# [SOLVED] How can I set outlook to use firefox instead of internet explorer



## kiwi2000 (Mar 20, 2007)

I have recently started to use fire fox as my main browser.
I like it.
What I would like someone to show me is how to make outlook use fire fox instead of opening up any link received within outlook with internet explorer.

I suppose that would be a change in the outlook program.


----------



## RSpecianjr (Jan 20, 2010)

*Re: How can I set outlook to use firefox instead of internet explorer*

Hey Kiwi2000,

As long as Firefox is set as your default browser, then links should open up in it. To set as default you can go to Start -> Control Panel -> Default Programs. Once there just find Firefox and set it as the default browser.

If you get error messages or the such when you try and open up links using firefox, let us know.

Thanks,

Robert D. Specian Jr.


----------



## kiwi2000 (Mar 20, 2007)

*Re: How can I set outlook to use firefox instead of internet explorer*

Yup that worked. Thanks so much. 

I hope I have no associated issues with it though. It is NOT worth it.


----------



## Sarge (Nov 3, 2004)

With Windows 7, it's not so simple. The "Set Default Programs" baloneyt won't let you set IE to not be the default for .mht, .mhtml, and .url because the "Set Default Programs" app is a joke. It's just an extra layer between the user what the actual extensions are associated with.

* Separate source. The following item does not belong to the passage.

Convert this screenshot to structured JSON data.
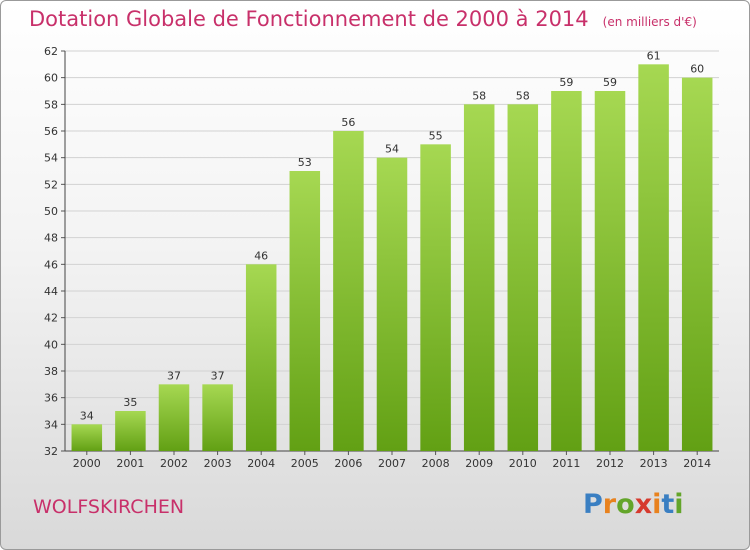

If you want to actually change the associations, you need to go Control Panel > All Control Panel Items > Default Programs > Set Associations. That will get you a list of all recognized extensions. There's no filter or search function, so you'll have to search the list manually for any extensions still associated with IE, and manually change them to be associated with Firefox.


----------